Use rails-erd to generate model relationship diagrams in Ruby on Rails

Mav Tipi
2 min readOct 15, 2020

The Ruby gem rails-erd is very useful for both communication and testing purposes. You can use it to immediately see if you’ve set up your model fields and relationships correctly, and to show this structure to other members of your team.

on the left, a simple two-model domain; on the right, seven models with various relationships.

If you’re responsible for the back-end on a project other people are involved in (technically or otherwise), you’ll have to make such a diagram, either by hand or with a tool such as rails-erd. Furthermore, you can generate this to see if you’ve made a mistake somewhere as part of your testing suite.

Setup Instructions

rails-erd requires graphviz, an open-source graphing software. If you’re on OSX and have Homebrew, you can install graphviz in your terminal:

brew install graphviz

If you don’t have Homebrew, this is a fine time to change that. If you’re on another system, here’s graphviz’s download page.

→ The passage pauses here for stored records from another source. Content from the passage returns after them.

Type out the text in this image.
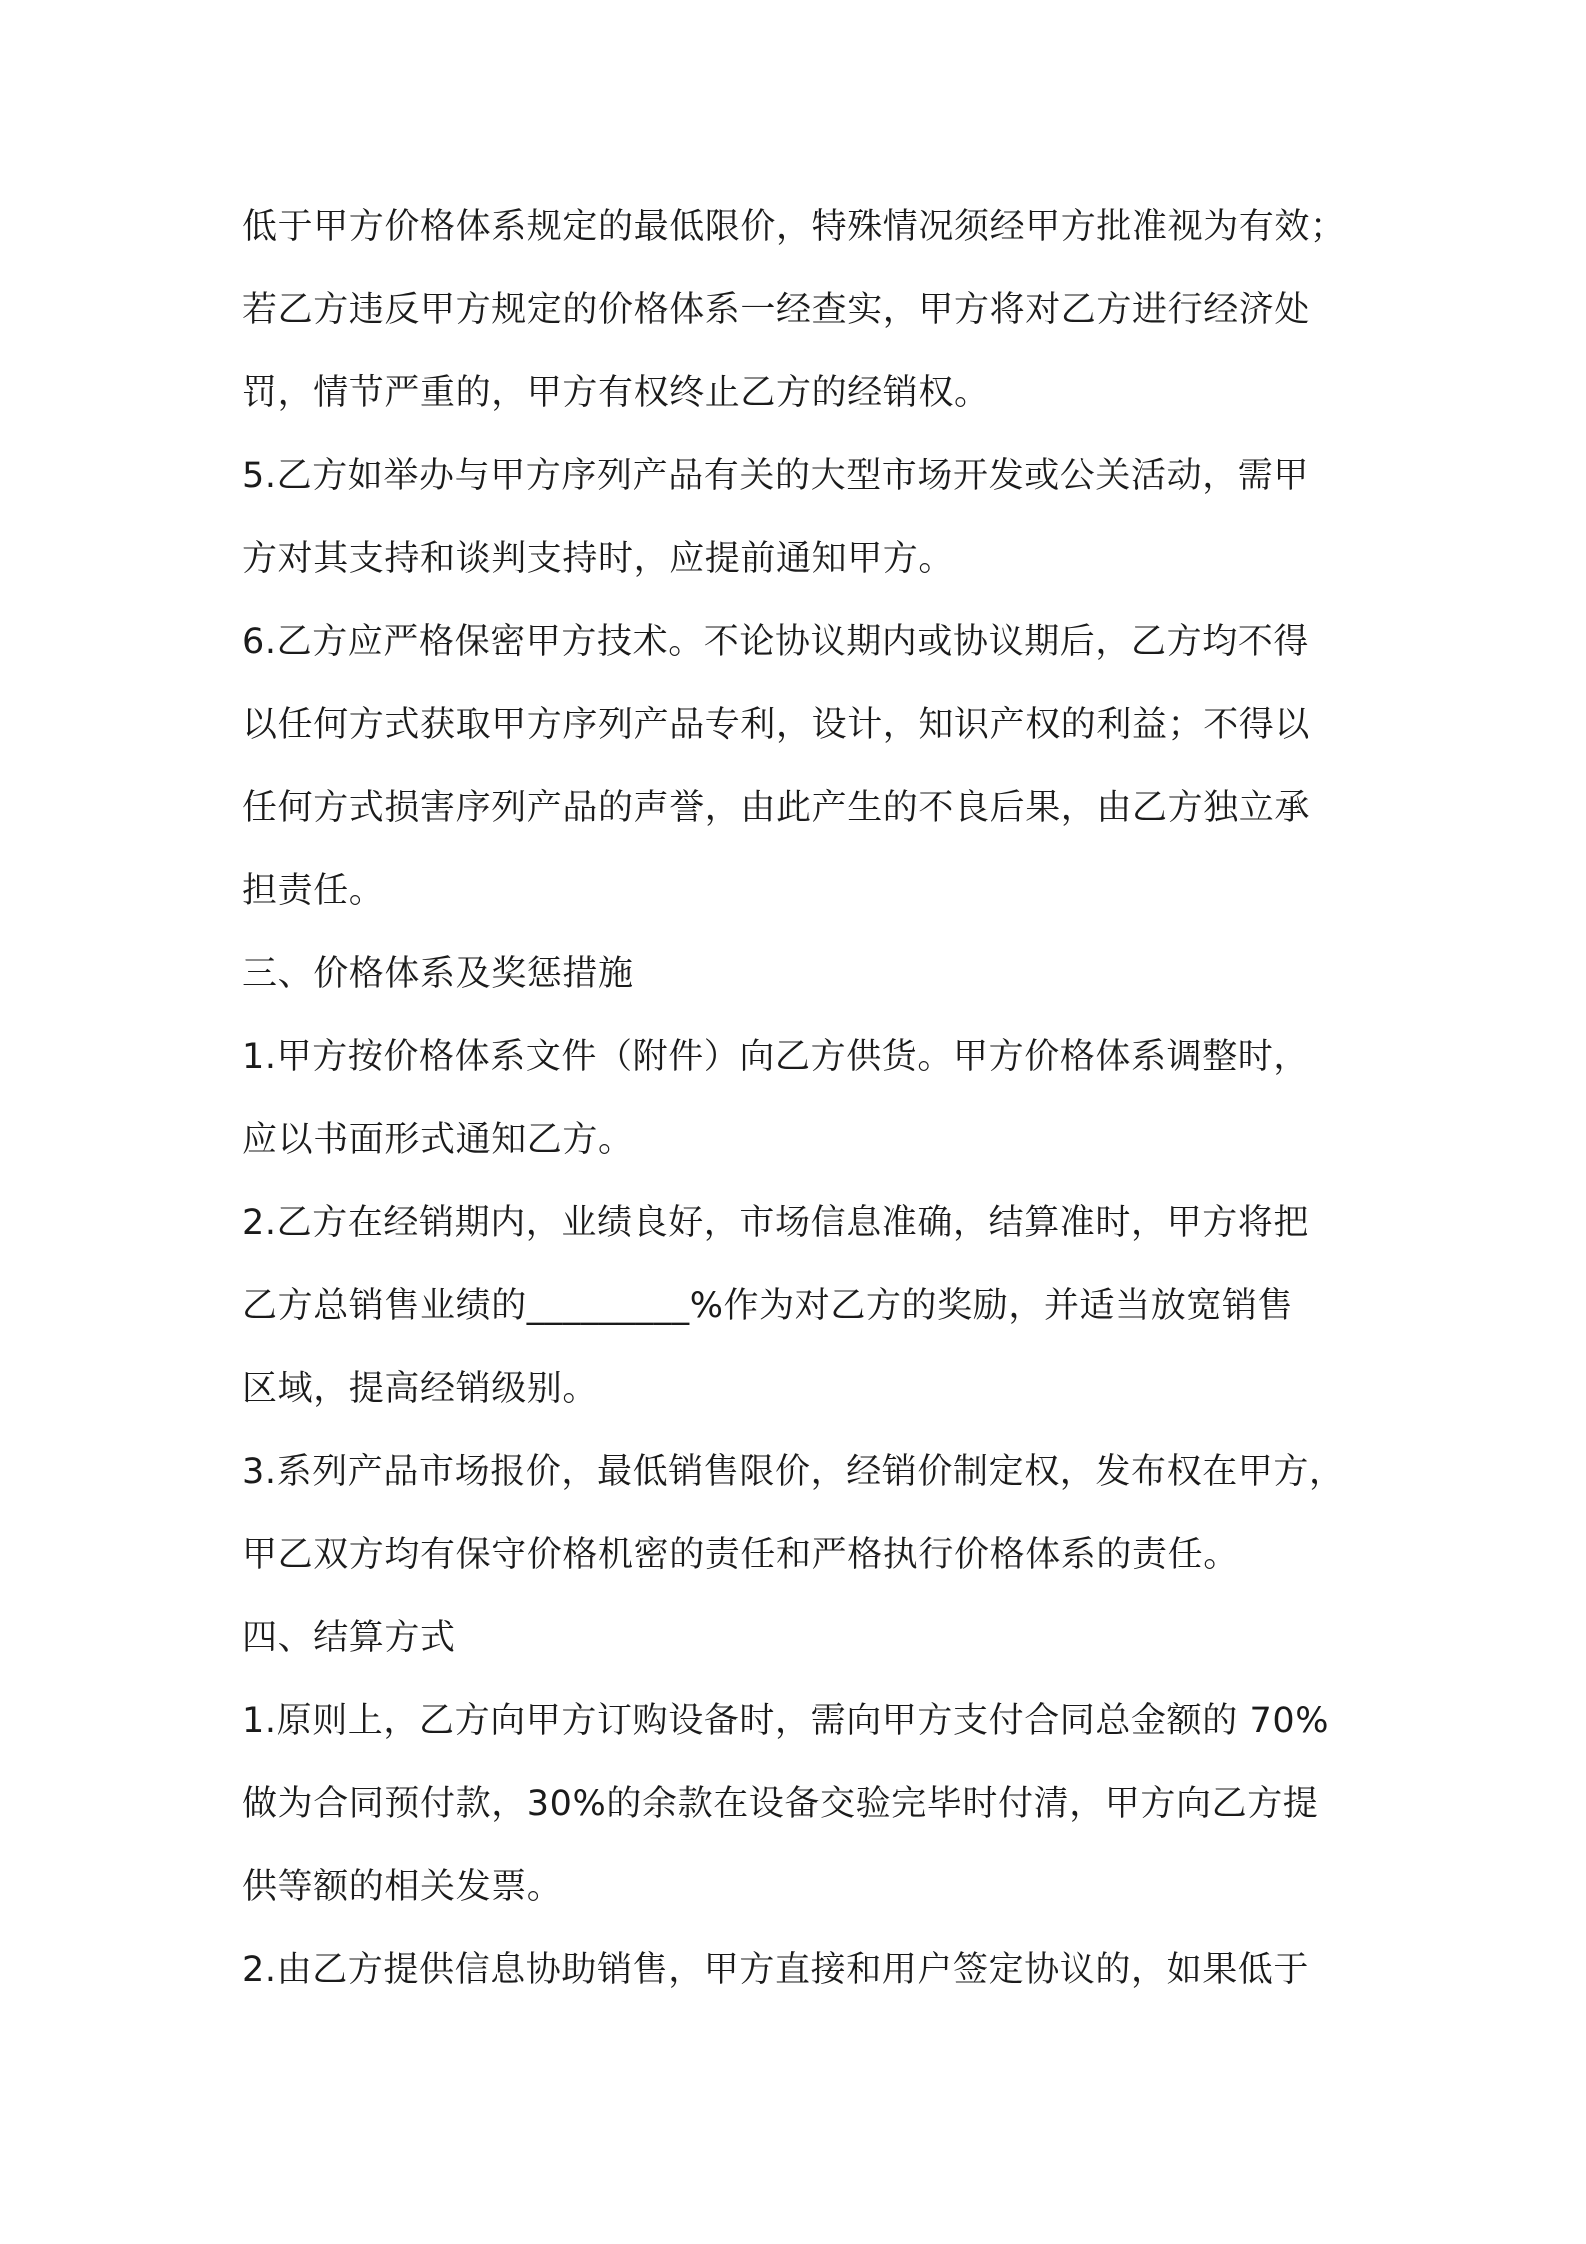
低于甲方价格体系规定的最低限价，特殊情况须经甲方批准视为有效；
若乙方违反甲方规定的价格体系一经查实，甲方将对乙方进行经济处
罚，情节严重的，甲方有权终止乙方的经销权。
5.乙方如举办与甲方序列产品有关的大型市场开发或公关活动，需甲
方对其支持和谈判支持时，应提前通知甲方。
6.乙方应严格保密甲方技术。不论协议期内或协议期后，乙方均不得
以任何方式获取甲方序列产品专利，设计，知识产权的利益；不得以
任何方式损害序列产品的声誉，由此产生的不良后果，由乙方独立承
担责任。
三、价格体系及奖惩措施
1.甲方按价格体系文件（附件）向乙方供货。甲方价格体系调整时，
应以书面形式通知乙方。
2.乙方在经销期内，业绩良好，市场信息准确，结算准时，甲方将把
乙方总销售业绩的_________%作为对乙方的奖励，并适当放宽销售
区域，提高经销级别。
3.系列产品市场报价，最低销售限价，经销价制定权，发布权在甲方，
甲乙双方均有保守价格机密的责任和严格执行价格体系的责任。
四、结算方式
1.原则上，乙方向甲方订购设备时，需向甲方支付合同总金额的 70%
做为合同预付款，30%的余款在设备交验完毕时付清，甲方向乙方提
供等额的相关发票。
2.由乙方提供信息协助销售，甲方直接和用户签定协议的，如果低于
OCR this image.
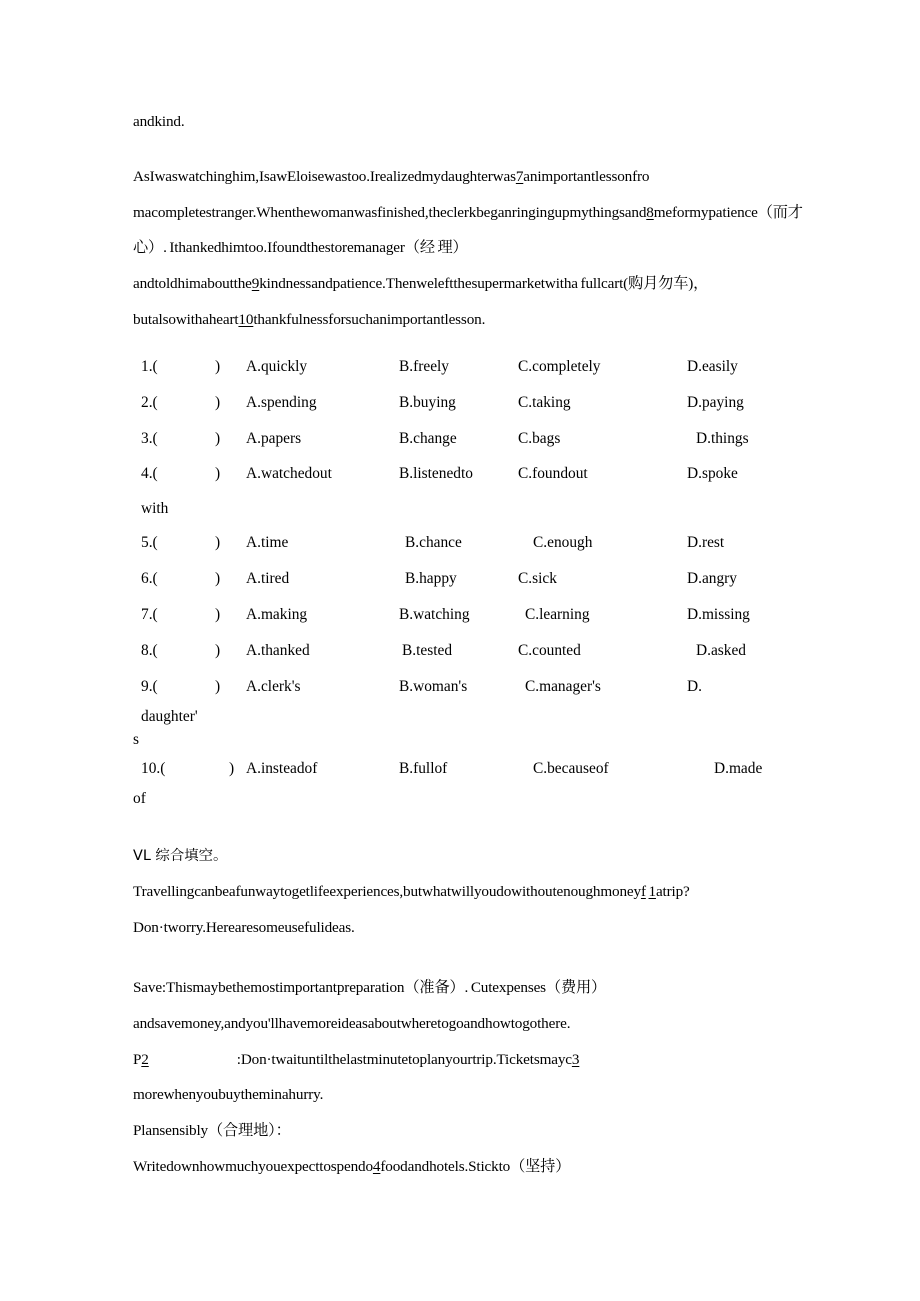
andkind.

AsIwaswatchinghim,IsawEloisewastoo.Irealizedmydaughterwas7animportantlessonfro macompletestranger.Whenthewomanwasfinished,theclerkbeganringingupmythingsand8meformypatience（而才心）. Ithankedhimtoo.Ifoundthestoremanager（经 理）andtoldhimaboutthe9kindnessandpatience.Thenweleftthesupermarketwitha fullcart(购月勿车)，butalsowithaheart10thankfulnessforsuchanimportantlesson.
1.(	) A.quickly	B.freely	C.completely	D.easily
2.(	) A.spending	B.buying	C.taking	D.paying
3.(	) A.papers	B.change	C.bags	D.things
4.(	) A.watchedout	B.listenedto	C.foundout	D.spoke
with
5.(	) A.time	B.chance	C.enough	D.rest
6.(	) A.tired	B.happy	C.sick	D.angry
7.(	) A.making	B.watching	C.learning	D.missing
8.(	) A.thanked	B.tested	C.counted	D.asked
9.(	) A.clerk's	B.woman's	C.manager's	D.
daughter'
s
10.(	) A.insteadof	B.fullof	C.becauseof	D.made
of

VL 综合填空。

Travellingcanbeafunwaytogetlifeexperiences,butwhatwillyoudowithoutenoughmoneyf 1atrip?Don·tworry.Herearesomeusefulideas.
Save:Thismaybethemostimportantpreparation（准备）. Cutexpenses（费用） andsavemoney,andyou'llhavemoreideasaboutwheretogoandhowtogothere.
P2	:Don·twaituntilthelastminutetoplanyourtrip.Ticketsmayc3
morewhenyoubuytheminahurry.
Plansensibly（合理地）：
Writedownhowmuchyouexpecttospendo4foodandhotels.Stickto（坚持）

After that go into your gemfile and add

gem 'rails-erd', group: :development

If you’re not working with groups in your gemfile, you can skip that part. Grouping gems allows you to install different sets of gems for different purposes; for example, you wouldn’t need this diagram-making gem in :production, just :development.

After that, run bundle install, and you’ve configured rails-erb. As long as you’ve set up your models already, you can now run your new rake task:

rake erd

to create your domain model diagram. It’ll spit it out as a PDF in your app folder:

You’ll immediately notice that you set fields as being the wrong data types and improperly specified your relationships! Woo!